As for the transportation of the bottles, Korean soldiers will be in charge of guarding and moving the samples to KIST’s Doping Control Center in Seungbuk District, northern Seoul. One soldier will be assigned to drive the vehicle while another will be tasked with guarding the samples.

But it doesn’t stop there.

To monitor the vehicle, tracking devices will be installed for additional security.

Once they are transferred to the center, KIST will analyze the samples using 158 analysts on rotating shifts three times every 24 hours. Upon arrival, A sample bottles will be analyzed immediately, whereas B bottles will be stored in the freezer and later compared to the A samples in the case of a positive test ? if the second sample fails to confirm it, false positives can therefore be avoided.

KIST will also be surveilled 24 hours a day by CCTV to prevent the tampering of samples.

Security at the lab will also be top-notch.
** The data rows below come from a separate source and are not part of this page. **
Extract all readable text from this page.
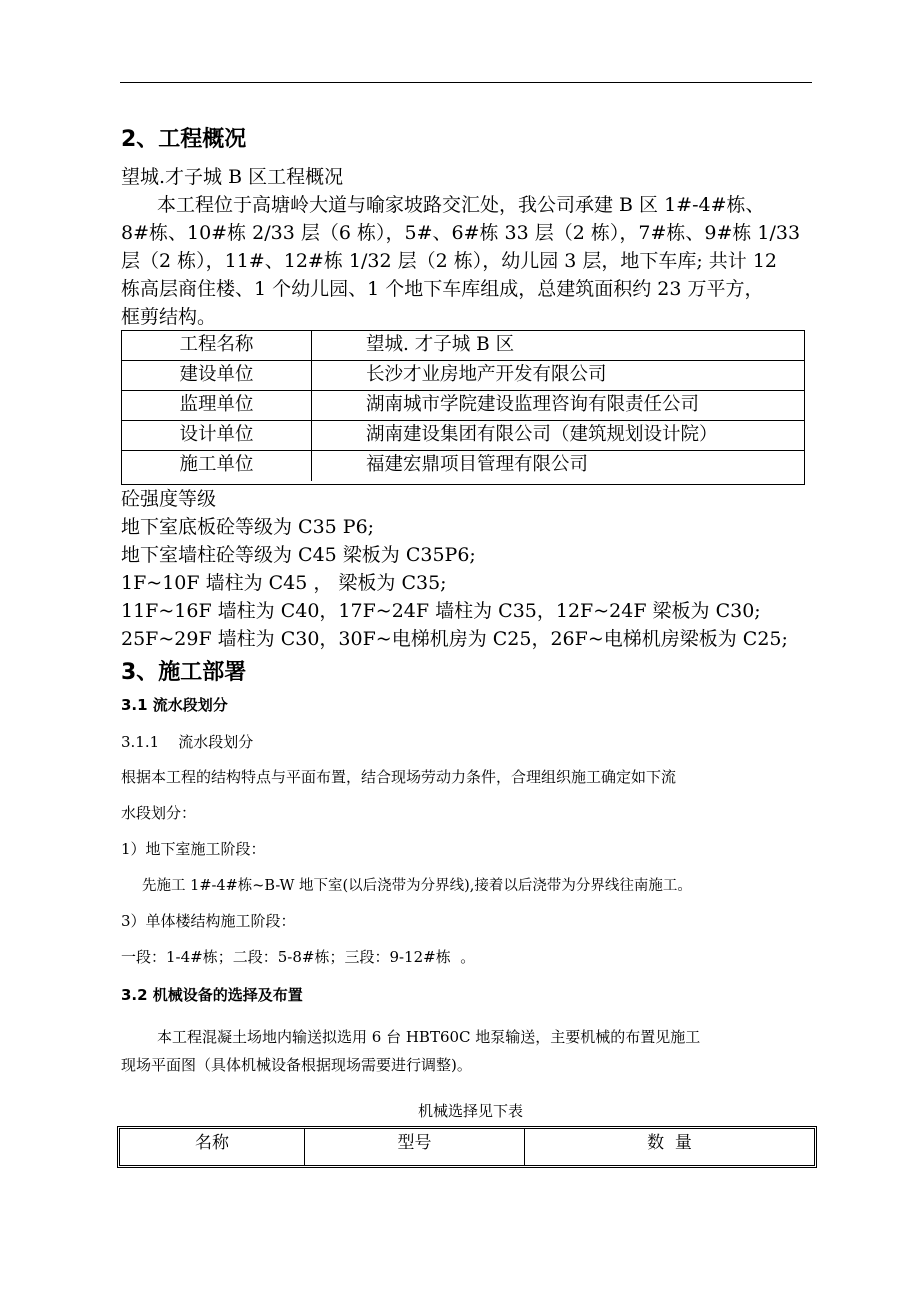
2、工程概况
望城.才子城 B 区工程概况
本工程位于高塘岭大道与喻家坡路交汇处，我公司承建 B 区 1#-4#栋、
8#栋、10#栋 2/33 层（6 栋），5#、6#栋 33 层（2 栋），7#栋、9#栋 1/33
层（2 栋），11#、12#栋 1/32 层（2 栋），幼儿园 3 层，地下车库; 共计 12
栋高层商住楼、1 个幼儿园、1 个地下车库组成，总建筑面积约 23 万平方，
框剪结构。
工程名称	望城. 才子城 B 区
建设单位	长沙才业房地产开发有限公司
监理单位	湖南城市学院建设监理咨询有限责任公司
设计单位	湖南建设集团有限公司（建筑规划设计院）
施工单位	福建宏鼎项目管理有限公司
砼强度等级
地下室底板砼等级为 C35 P6;
地下室墙柱砼等级为 C45 梁板为 C35P6;
1F~10F 墙柱为 C45 ， 梁板为 C35;
11F~16F 墙柱为 C40，17F~24F 墙柱为 C35，12F~24F 梁板为 C30;
25F~29F 墙柱为 C30，30F~电梯机房为 C25，26F~电梯机房梁板为 C25;
3、施工部署
3.1 流水段划分
3.1.1    流水段划分
根据本工程的结构特点与平面布置，结合现场劳动力条件，合理组织施工确定如下流
水段划分：
1）地下室施工阶段：
先施工 1#-4#栋~B-W 地下室(以后浇带为分界线),接着以后浇带为分界线往南施工。
3）单体楼结构施工阶段：
一段：1-4#栋；二段：5-8#栋；三段：9-12#栋  。
3.2 机械设备的选择及布置
本工程混凝土场地内输送拟选用 6 台 HBT60C 地泵输送，主要机械的布置见施工
现场平面图（具体机械设备根据现场需要进行调整)。
机械选择见下表
名称	型号	数  量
To enter the lab, two people must scan their fingerprints at the same time, and they will only be permitted to stay for 10 minutes. Guards from the World Anti-Doping Agency (WADA) will be used to monitor the entire process.

“We will cooperate with agencies working with IOC and carry out the tests with the upmost security to prevent blood doping and other doping schemes,” said Seo Min-jung, head of the doping control team for the PyeongChang Organizing Committee. “PyeongChang will have the cleanest record.”